Global AI Summit Shows Optimism: Rising giant India presents itself as AI Counterweight to U.S. and China
The fourth global AI summit marked a decisive shift from focusing on theoretical hazards to spreading AI’s benefits throughout the world.
What’s new: The AI Impact Summit showcased India’s ambition to serve as a counterweight to the United States and China. This year’s gathering of government officials, business leaders, and researchers took place in New Delhi from February 16 to February 20.
How it works: Billed as the first global AI summit to be hosted in the global south, the conference attracted hundreds of thousands of participants and representatives of more than 100 countries. The leaders of India, Brazil, France, Spain, Bolivia, Mauritius and Sri Lanka were in attendance, as well as UN Secretary-General António Guterres, Director of the White House Office of Science and Technology Policy Michael Kratsios, and star CEOs including Alphabet’s Sundar Pichai, OpenAI’s Sam Altman, and Anthropic’s Dario Amodei. But one participant reported that “Chinese participation was almost nonexistent,” as the schedule overlapped with Chinese New Year celebrations.
- More than 85 countries including the U.S. and China endorsed the New Delhi Declaration on AI Impact, a non-binding agreement to harness AI for economic growth, social good, and shared global benefit rather than narrow national or corporate advantage. The declaration emphasizes seven principles: democratization of AI resources, social empowerment, economic growth and social good, secure and trusted AI, AI for science, nurturing of skills and education, and sustainable AI systems.
- In his summit appearance, Prime Minister Nerendra Modi promoted India as a force for affordable technology designed for a diverse audience. Modi touted India’s supply of tech talent, public technology infrastructure, and startup ecosystem (third largest in the world).
- Top AI companies expanded their presences in India. Anthropic and OpenAI opened offices in Bengaluru and Mumbai, respectively. OpenAI announced an agreement to use Tata Consultancy Services’ data centers and provide its ChatGPT Enterprise service. Google committed to building an AI hub in the southeastern port city of Visakhapatnam and promised to route additional subsea cables between India, the U.S., and other countries.
- Human-rights organizations criticized the summit for failing to address gaps in AI governance.
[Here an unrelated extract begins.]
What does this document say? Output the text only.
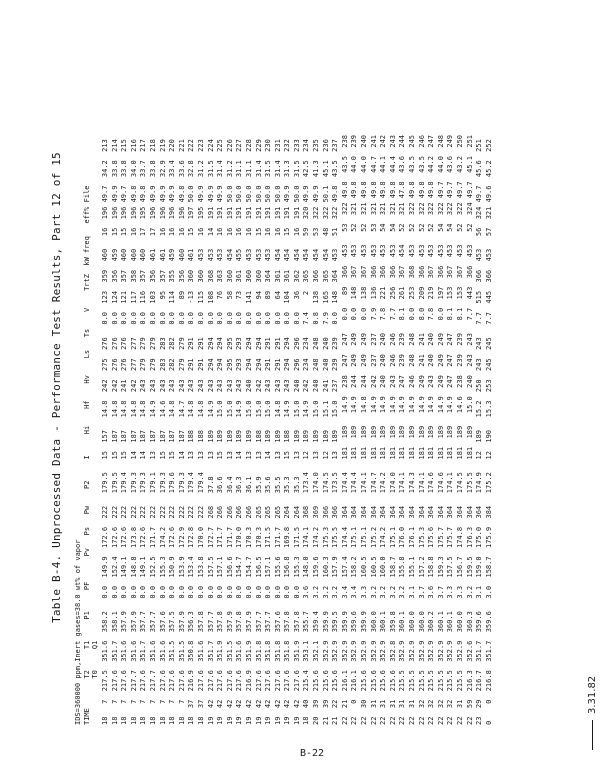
Table B-4. Unprocessed Data - Performance Test Results, Part 12 of 15
IDS=360000 ppm,Inert gases=38.0 wt% of vapor TIME       T2     T1     P1     PF      Pv   Ps   Pw    P2     I     Hi    Hf    Hv    Ls   Ts    V    TrtZ  kW freq   eff% File T0     Q1 18   7  217.5  351.6  358.2   0.0  149.9  172.6  222   179.5   15  157   14.8  242  275  276   0.0  123  359  460   16  196 49.7  34.2  213 18   7  217.6  351.7  358.1   0.0  152.4  172.6  222   179.5   15  187   14.8  242  276  276   0.0  124  356  459   15  196 49.9  33.8  214 18   7  217.6  351.6  357.9   0.0  149.1  172.6  222   179.4   15  187   14.8  241  276  276   0.0  121  357  460   15  196 49.7  33.8  215 18   7  217.7  351.6  357.9   0.0  148.8  173.8  222   179.3   14  187   14.8  242  277  277   0.0  117  358  460   16  196 49.8  34.0  216 18   7  217.6  351.7  357.7   0.0  149.1  172.6  222   179.3   14  187   14.8  243  279  279   0.0  116  357  460   17  195 49.8  33.7  217 18   7  217.7  351.6  357.7   0.0  152.5  171.7  222   179.1   13  187   14.9  243  279  279   0.0  103  356  461   17  196 49.9  33.8  218 18   7  217.6  351.6  357.6   0.0  155.3  174.2  222   179.3   15  187   14.6  243  283  283   0.0   95  357  461   16  196 49.9  32.9  219 18   7  217.6  351.5  357.5   0.0  150.9  172.6  222   179.6   15  187   14.8  243  282  282   0.0  114  355  459   16  196 49.9  33.4  220 18   7  217.6  351.5  357.9   0.0  153.9  172.9  222   179.3   14  187   14.7  243  279  279   0.0   89  356  460   16  196 49.8  33.6  221 18  37  216.9  350.8  356.3   0.0  153.4  172.8  222   179.4   13  188   14.8  243  291  291   0.0  -13  360  461   15  197 50.0  32.8  222 18  37  217.6  351.6  357.8   0.0  153.8  170.0  222   179.4   13  188   14.8  243  291  291   0.0  115  360  453   16  195 49.9  31.2  223 19  42  217.6  351.7  357.7   0.0  157.5  172.7  268   37.8    13  189   14.9  243  294  294   0.0  108  368  453   14  191 49.9  31.5  224 19  42  217.6  351.9  357.8   0.0  157.1  171.7  266   36.6    15  189   15.0  243  294  294   0.0   76  363  453   16  191 49.9  31.4  225 19  42  217.6  351.5  357.9   0.0  156.6  171.7  266   36.4    13  189   15.0  243  295  295   0.0   58  360  454   16  191 50.0  31.2  226 19  42  217.6  351.6  357.8   0.0  154.7  170.0  266   36.3    14  189   14.9  243  293  293   0.0   73  361  455   16  191 50.0  31.1  227 19  42  216.9  351.9  357.9   0.0  154.7  170.3  266   36.1    13  189   15.0  240  294  294   0.0  141  360  453   16  191 50.0  31.1  228 19  42  217.6  351.8  357.7   0.0  156.5  170.3  265   35.9    13  188   15.0  242  294  294   0.0   94  360  453   15  191 50.0  31.4  229 19  42  217.6  351.8  357.7   0.0  157.1  171.5  265   35.6    14  189   15.0  243  291  291   0.0   89  364  453   16  191 50.0  31.5  230 19  42  217.6  351.8  357.6   0.0  155.6  171.7  265   35.5    13  189   14.8  243  291  291   0.0   64  361  454   16  191 50.0  31.4  231 19  42  217.6  351.8  357.8   0.0  156.8  169.8  264   35.3    15  188   14.9  243  294  294   0.0  104  361  454   15  191 49.9  31.3  232 19  42  217.6  351.9  357.8   0.0  155.3  171.5  264   35.3    13  189   15.0  240  296  296   0.0   36  362  454   16  191 50.0  31.5  233 18  40  215.4  353.1  355.7   3.6  148.0  174.1  368   173.4   12  189   14.9  242  234  234   7.4    2  365  454   59  320 49.9  42.5  234 20  39  215.6  352.1  359.4   3.2  159.6  174.2  369   174.0   13  189   15.0  240  248  248   0.8  138  366  454   53  322 49.9  41.3  235 21  39  215.6  352.9  359.9   3.2  160.3  175.3  366   174.5   12  189   15.1  241  240  240   7.9  165  365  454   48  322 50.1  45.1  236 21  22  215.6  352.9  359.5   3.2  157.9  175.5  366   173.5   13  189   15.0  237  239  239   0.0  148  364  453   51  322 49.8  43.5  237 22  21  216.1  352.9  359.9   3.4  157.4  174.4  364   174.4   181  189   14.9  238  247  247   0.0   89  366  453   53  322 49.8  43.5  238 22   0  216.1  352.9  359.6   3.4  158.2  175.1  364   174.4   181  189   14.9  244  249  249   0.0  148  367  453   52  321 49.8  44.0  239 22  30  215.6  352.9  359.9   3.3  160.5  175.1  364   174.1   181  189   14.8  244  249  249   0.0  138  367  453   52  321 49.8  44.0  240 22  31  215.6  352.9  360.0   3.2  160.5  175.2  364   174.7   181  189   14.9  242  237  237   7.9  136  366  453   53  321 49.8  44.7  241 22  31  215.6  352.9  360.1   3.2  160.0  174.2  364   174.2   181  189   14.9  240  240  240   7.8  221  366  453   54  321 49.8  44.1  242 22  31  215.6  352.8  359.8   3.2  158.7  175.1  364   174.0   181  189   14.9  243  246  246   7.7  256  366  453   54  321 49.8  44.4  243 22  31  215.5  352.9  360.1   3.2  155.8  176.0  364   174.1   181  189   14.9  247  239  239   8.1  261  367  454   52  321 47.8  43.6  244 22  31  215.5  352.9  360.0   3.1  155.1  176.1  364   174.3   181  189   14.9  246  248  248   0.0  253  368  453   52  322 49.8  43.5  245 22  32  215.5  352.9  360.0   3.7  157.2  175.3  364   174.1   181  189   14.9  249  241  241   8.0  209  366  453   52  322 49.8  43.5  246 22  32  215.5  352.9  360.2   3.6  158.8  175.6  364   174.6   181  189   14.9  243  240  240   7.8  219  367  453   52  322 49.8  44.2  247 22  32  215.5  352.9  360.1   3.7  159.3  175.7  364   174.6   181  189   14.9  249  249  249   0.0  197  366  453   54  322 49.7  44.0  248 22  32  215.5  352.9  360.1   3.3  157.5  175.7  364   174.1   181  189   14.9  247  247  247   8.1  153  367  453   54  322 49.7  43.6  249 22  31  215.5  352.9  360.0   3.3  156.7  174.8  364   174.5   181  189   14.6  238  239  239   8.1  153  367  453   52  322 49.7  43.2  250 22  59  216.3  352.6  360.3   3.2  159.5  176.3  364   175.5   181  189   15.0  240  243  243   7.7  443  366  453   52  324 49.7  45.1  251 23  29  216.7  351.7  359.6   3.1  159.0  175.0  364   174.9   12  189   15.2  250  243  243   7.7  515  366  453   56  324 49.7  45.6  251 0    0  216.8  351.7  359.6   3.0  158.7  175.9  384   175.2   12  190   15.3  253  245  245   7.7  445  366  453   57  321 49.6  45.2  252
B-22
3.31.82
For instance, Amnesty International said that AI in India contributes to “systems of mass surveillance . . . in an already pernicious context of civil rights abuses.” The organization called the summit “largely irrelevant and ineffective at advancing binding rights protections” and called for “regulations for a digitally safe future.”
Behind the news: India is in the spotlight as major AI companies have pledged to invest there and the national government ramps up its own AI spending.
- Google has committed $15 billion over five years to establish an artificial intelligence hub. Microsoft will invest $17.5 billion over four years in India’s cloud and AI infrastructure. Amazon plans to spend $35 billion by 2030 to build its business in India.
- As the conference opened, India allocated $1.1 billion to fund startups in AI and other high-tech fields.
- The government is funding domestic startups to build models that can process its 22 officially recognized languages while running on relatively small processing budgets.
Why it matters: Advancing AI is a global effort, and communication among national governments is an important part. This year’s summit focused on realistic issues like ensuring access to processing and connectivity and encouraging competition in the market — a welcome change from the unrealistic science-fiction worries that dominated the initial event in 2023. This year’s optimistic atmosphere signals that the 2024 and 2025 summits helped attendees recognize AI’s value. At the same time, critics highlighted the ongoing challenge of aligning AI’s rapid build-out with democratic values.
We’re thinking: It’s important that global leaders get together and keep talking. We’re glad to see that the AI summit remains ongoing and governments are aiming to use AI for the benefit of all.